Presiden vs DPR: Momen-Momen Ketika Istana Berhasrat Membubarkan Parlemen

Presiden vs DPR: Momen-Momen Ketika Istana Berhasrat Membubarkan Parlemen

Eksklusif: Menelusuri sejarah konflik eksekutif-legislatif dan keinginan untuk membubarkan Dewan Perwakilan Rakyat | DPR

Oleh: Tim Riset AdaTV 22 Agustus 2025 Politik & Pemerintahan
Presiden vs DPR: Momen-Momen Ketika Istana Berhasrat Membubarkan Parlemen
Dalam dinamika ketatanegaraan di Indonesia, hubungan antara Presiden dan Dewan Perwakilan Rakyat (DPR) tidak selalu harmonis. Pasal 7C UUD 1945 secara tegas melarang Presiden membubarkan DPR. Namun, dalam lorong-lorong pelik sejarah politik Indonesia, hasrat atau ancaman untuk membubarkan lembaga tertinggi negara tersebut pernah muncul dari pihak Istana.

Latar Belakang Konstitusional

Larangan Dalam membubarkan DPR adalah salah satu pilar utama dalam sistem ke pemerintahan presidensial yang kita anut pasca-Reformasi 1998. Tujuannya untuk menciptakan stabilitas, checks and balances, dan mencegah kembalinya otoritarianisme. Namun, sebelum dan bahkan setelah amendemen konstitusi, gagasan untuk "membersihkan" parlemen kerap mengemuka saat deadlock politik terjadi.

Oke Baik, Langsung Menuju inti post saja, Berikut adalah presiden-presiden yang pernah berkeinginan atau disebut-sebut pernah memiliki hasrat untuk membubarkan DPR beserta analisis alasannya.

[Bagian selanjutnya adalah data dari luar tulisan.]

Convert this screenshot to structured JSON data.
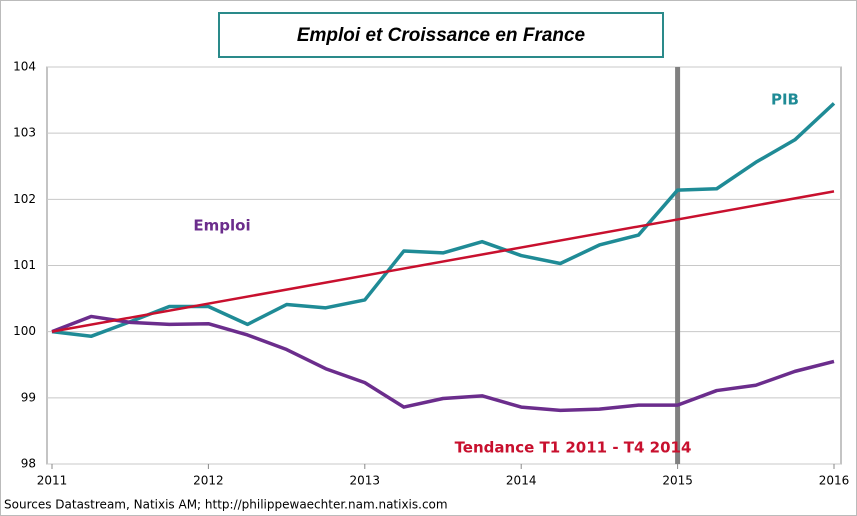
{
  "chart_data": {
    "type": "line",
    "title": "Emploi et Croissance en France",
    "source": "Sources Datastream, Natixis AM; http://philippewaechter.nam.natixis.com",
    "x": [
      2011,
      2011.25,
      2011.5,
      2011.75,
      2012,
      2012.25,
      2012.5,
      2012.75,
      2013,
      2013.25,
      2013.5,
      2013.75,
      2014,
      2014.25,
      2014.5,
      2014.75,
      2015,
      2015.25,
      2015.5,
      2015.75,
      2016
    ],
    "series": [
      {
        "name": "PIB",
        "color": "#1f8b96",
        "values": [
          100,
          99.93,
          100.15,
          100.38,
          100.38,
          100.11,
          100.41,
          100.36,
          100.48,
          101.22,
          101.19,
          101.36,
          101.15,
          101.03,
          101.31,
          101.46,
          102.14,
          102.16,
          102.56,
          102.9,
          103.45
        ]
      },
      {
        "name": "Emploi",
        "color": "#6b2d8c",
        "values": [
          100,
          100.23,
          100.14,
          100.11,
          100.12,
          99.95,
          99.73,
          99.44,
          99.23,
          98.86,
          98.99,
          99.03,
          98.86,
          98.81,
          98.83,
          98.89,
          98.89,
          99.11,
          99.19,
          99.4,
          99.55
        ]
      },
      {
        "name": "Tendance T1 2011 - T4 2014",
        "color": "#c8102e",
        "x": [
          2011,
          2016
        ],
        "values": [
          100,
          102.12
        ]
      }
    ],
    "vline": 2015,
    "vline_color": "#808080",
    "xlim": [
      2011,
      2016
    ],
    "xticks": [
      2011,
      2012,
      2013,
      2014,
      2015,
      2016
    ],
    "ylim": [
      98,
      104
    ],
    "yticks": [
      98,
      99,
      100,
      101,
      102,
      103,
      104
    ],
    "grid": true
  }
}
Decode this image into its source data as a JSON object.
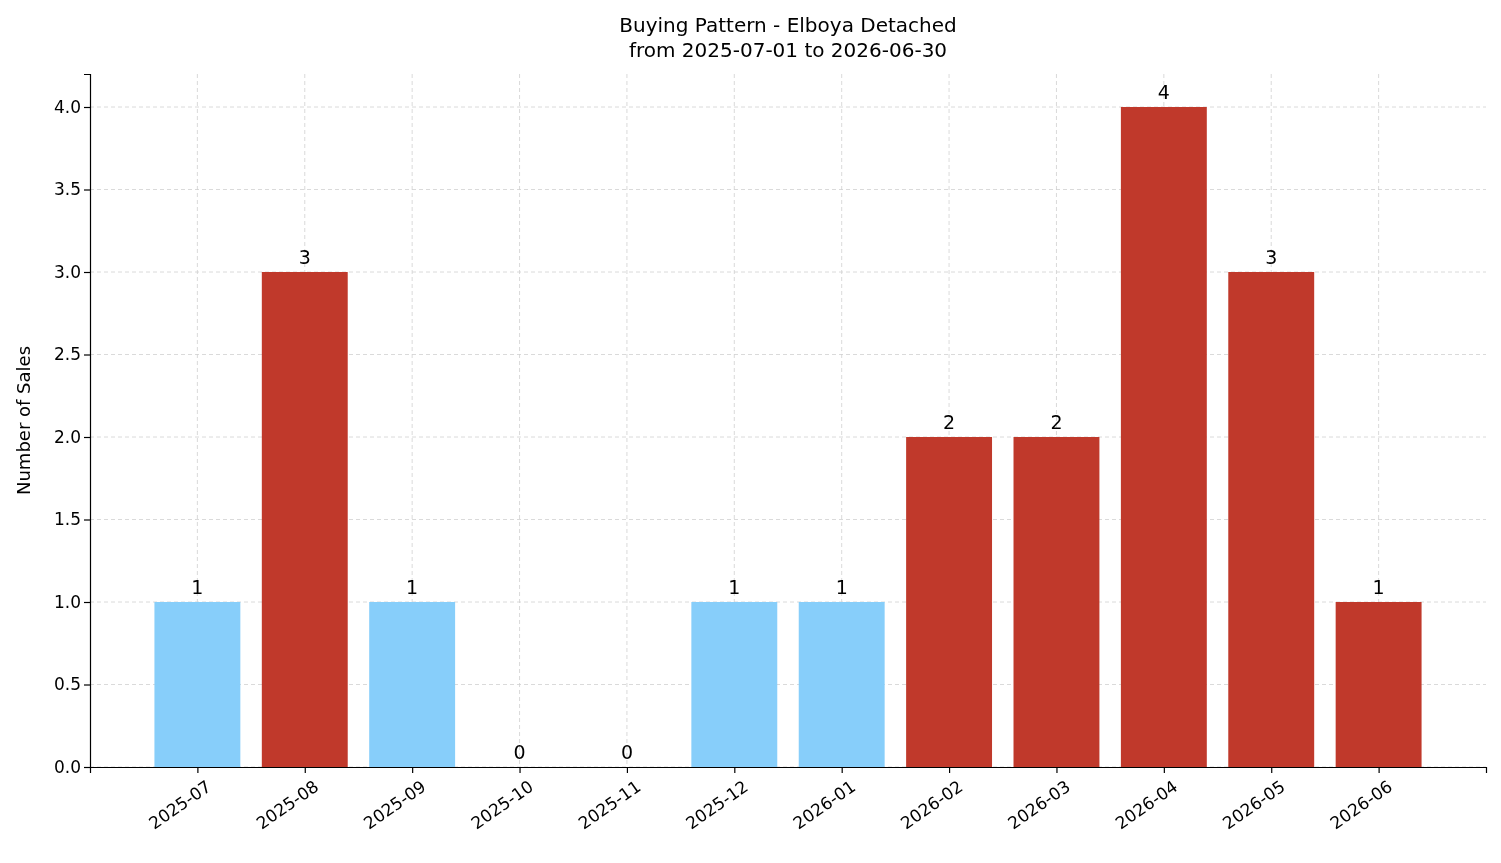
{
  "chart_data": {
    "type": "bar",
    "title": "Buying Pattern - Elboya Detached\nfrom 2025-07-01 to 2026-06-30",
    "ylabel": "Number of Sales",
    "categories": [
      "2025-07",
      "2025-08",
      "2025-09",
      "2025-10",
      "2025-11",
      "2025-12",
      "2026-01",
      "2026-02",
      "2026-03",
      "2026-04",
      "2026-05",
      "2026-06"
    ],
    "values": [
      1,
      3,
      1,
      0,
      0,
      1,
      1,
      2,
      2,
      4,
      3,
      1
    ],
    "colors": [
      "#87cefa",
      "#c0392b",
      "#87cefa",
      "#87cefa",
      "#87cefa",
      "#87cefa",
      "#87cefa",
      "#c0392b",
      "#c0392b",
      "#c0392b",
      "#c0392b",
      "#c0392b"
    ],
    "ylim": [
      0,
      4.2
    ],
    "yticks": [
      {
        "value": 0,
        "label": "0.0"
      },
      {
        "value": 0.5,
        "label": "0.5"
      },
      {
        "value": 1,
        "label": "1.0"
      },
      {
        "value": 1.5,
        "label": "1.5"
      },
      {
        "value": 2,
        "label": "2.0"
      },
      {
        "value": 2.5,
        "label": "2.5"
      },
      {
        "value": 3,
        "label": "3.0"
      },
      {
        "value": 3.5,
        "label": "3.5"
      },
      {
        "value": 4,
        "label": "4.0"
      }
    ],
    "grid": true,
    "data_labels": true
  }
}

Presiden Soekarno vs DPR: Momen-Momen Ketika Istana Berhasrat Membubarkan Parlemen

Soekarno

Sang Proklamator dan Dekret Pembubaran Konstituante

Momen: Dekret Presiden 5 Juli 1959

Alasan dan Konteks: Meskipun yang dibubarkan oleh Presiden Soekarno adalah Konstituante (lembaga pembuat UUD) dan bukan DPR hasil pemilu 1955, tindakan ini adalah contoh paling nyata dari seorang presiden yang membubarkan lembaga perwakilan rakyat. Konstituante mengalami deadlock yang berkepanjangan dalam memperdebatkan dasar negara, antara Piagam Jakarta dan Pancasila.

Soekarno, yang sudah lama tidak sabar dengan demokrasi parlementer yang dianggapnya "cacat" dan lamban, melihat ini sebagai peluang. Dengan dukungan militer (TNI AD), ia mengeluarkan dekret yang membubarkan Konstituante dan kembali ke UUD 1945.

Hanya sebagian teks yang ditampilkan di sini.